1. How’s your bladder capacity?
It’s a well-known joke that nurses have two-liter bladders. Except it’s not a joke. Skipping bathroom breaks is normal when things get busy; there have been plenty of times when I’ve gone six or 10 or even 13 hours without peeing. If you’re prone to bladder infections or have the capacity of a field mouse, you might want to reconsider your choices.

2. Can you function with a blood sugar level of 15?
On an average day, I’ll go from “able to eat” to “cranky” to “faint and light-headed” to “just fine,” all without actually consuming any calories. The ability to respond to crises and unexpected developments while your brain is starving for glucose is absolutely necessary in nursing. The days when you’re able to eat when you’re hungry and stop when you’re full are the days when nothing at all happens.

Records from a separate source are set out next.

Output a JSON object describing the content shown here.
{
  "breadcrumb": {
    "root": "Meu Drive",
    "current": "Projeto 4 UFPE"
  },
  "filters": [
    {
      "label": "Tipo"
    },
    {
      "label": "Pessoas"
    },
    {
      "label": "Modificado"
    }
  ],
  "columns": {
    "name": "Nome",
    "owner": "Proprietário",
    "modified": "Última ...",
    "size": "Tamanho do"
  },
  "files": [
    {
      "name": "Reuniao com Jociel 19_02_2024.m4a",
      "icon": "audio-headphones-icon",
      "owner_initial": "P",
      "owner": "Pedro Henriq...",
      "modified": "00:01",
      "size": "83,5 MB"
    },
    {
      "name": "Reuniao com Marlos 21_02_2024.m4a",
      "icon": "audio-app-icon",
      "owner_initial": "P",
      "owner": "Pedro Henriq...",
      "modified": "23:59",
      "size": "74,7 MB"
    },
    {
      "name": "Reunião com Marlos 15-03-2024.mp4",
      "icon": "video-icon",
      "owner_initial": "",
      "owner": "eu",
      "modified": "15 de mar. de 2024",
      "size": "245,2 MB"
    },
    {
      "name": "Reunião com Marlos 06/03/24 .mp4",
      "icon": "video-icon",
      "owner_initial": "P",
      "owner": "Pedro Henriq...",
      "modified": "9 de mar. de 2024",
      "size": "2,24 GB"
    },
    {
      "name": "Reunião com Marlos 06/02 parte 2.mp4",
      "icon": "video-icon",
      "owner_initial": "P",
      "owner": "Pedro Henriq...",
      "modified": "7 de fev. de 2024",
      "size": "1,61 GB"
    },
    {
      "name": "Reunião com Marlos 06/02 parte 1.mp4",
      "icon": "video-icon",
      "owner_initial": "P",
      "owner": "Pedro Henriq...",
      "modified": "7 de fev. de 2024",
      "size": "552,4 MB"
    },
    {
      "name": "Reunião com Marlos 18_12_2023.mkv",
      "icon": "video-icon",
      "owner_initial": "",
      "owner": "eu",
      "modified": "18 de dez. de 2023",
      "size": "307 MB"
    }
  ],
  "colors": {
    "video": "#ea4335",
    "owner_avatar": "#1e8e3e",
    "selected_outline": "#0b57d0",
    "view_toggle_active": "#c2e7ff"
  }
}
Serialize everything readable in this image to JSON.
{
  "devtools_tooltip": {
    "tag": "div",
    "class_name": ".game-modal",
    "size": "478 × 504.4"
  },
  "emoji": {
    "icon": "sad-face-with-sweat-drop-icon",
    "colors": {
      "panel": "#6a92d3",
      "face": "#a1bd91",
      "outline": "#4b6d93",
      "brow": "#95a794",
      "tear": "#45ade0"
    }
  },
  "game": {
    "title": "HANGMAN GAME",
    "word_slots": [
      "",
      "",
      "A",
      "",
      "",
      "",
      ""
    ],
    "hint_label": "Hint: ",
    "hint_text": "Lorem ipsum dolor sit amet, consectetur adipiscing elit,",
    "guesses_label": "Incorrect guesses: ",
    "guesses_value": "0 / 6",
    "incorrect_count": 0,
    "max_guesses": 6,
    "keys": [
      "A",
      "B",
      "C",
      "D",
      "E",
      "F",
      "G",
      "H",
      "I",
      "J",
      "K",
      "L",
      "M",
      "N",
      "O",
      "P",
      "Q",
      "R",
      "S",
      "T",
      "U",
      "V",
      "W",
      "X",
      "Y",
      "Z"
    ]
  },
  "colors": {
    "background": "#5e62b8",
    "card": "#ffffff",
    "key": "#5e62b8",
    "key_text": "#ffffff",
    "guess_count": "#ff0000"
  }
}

3. Do you like helping people?
If you do, you’ll need to do something different with your life. The goal of most of the longtime nurses I know is to leave their patients at least a little better than they found them. Sometimes, though, that isn’t possible. Sometimes you even have to hurt people in order to keep them alive and functioning. Helping people is a worthy goal, and mostly it’s what we do. If you can’t deal with the possibility of being cruel in the greater service of kindness, though, do something else for a living.

4. Can you handle Stupid?
Stupid is everywhere. Stupid comes down from above, in the form of dictates from managers who haven’t been on the floor in 20 years. It comes up from below, in the form of patients who lack the will or the brains to follow even the simplest instructions. It comes from the side, in terms of lateral aggression (aka nurse-on-nurse bullying, or the Eat Your Young syndrome); it comes on a diagonal from doctors who aren’t confident in their skills. Fully half my job is stopping Stupid before it does harm. If the thought of herding cats makes you faint, wait tables. The money’s just as good and the hours are better.

5. Are you resilient?
I’ve saved the single most important question for last, of course. Nurses must have the capacity to get up after being knocked down, no matter the form the knocking-down takes, and keep going. You can be a little dumb, kind of flighty, not physically strong or a bit disorganized and still do well if you’re resilient. You must—must—be able to shake off a bad day and get up again to go to work. You must be able to overcome a bad start to your shift and do something worthwhile. In other words, you have to be resilient and tough. Some of that’s learned, of course—there’s nothing like dealing with sick people to reorder your priorities—but a good portion of it is inborn. If you’re not resilient and able to deal, don’t be a nurse.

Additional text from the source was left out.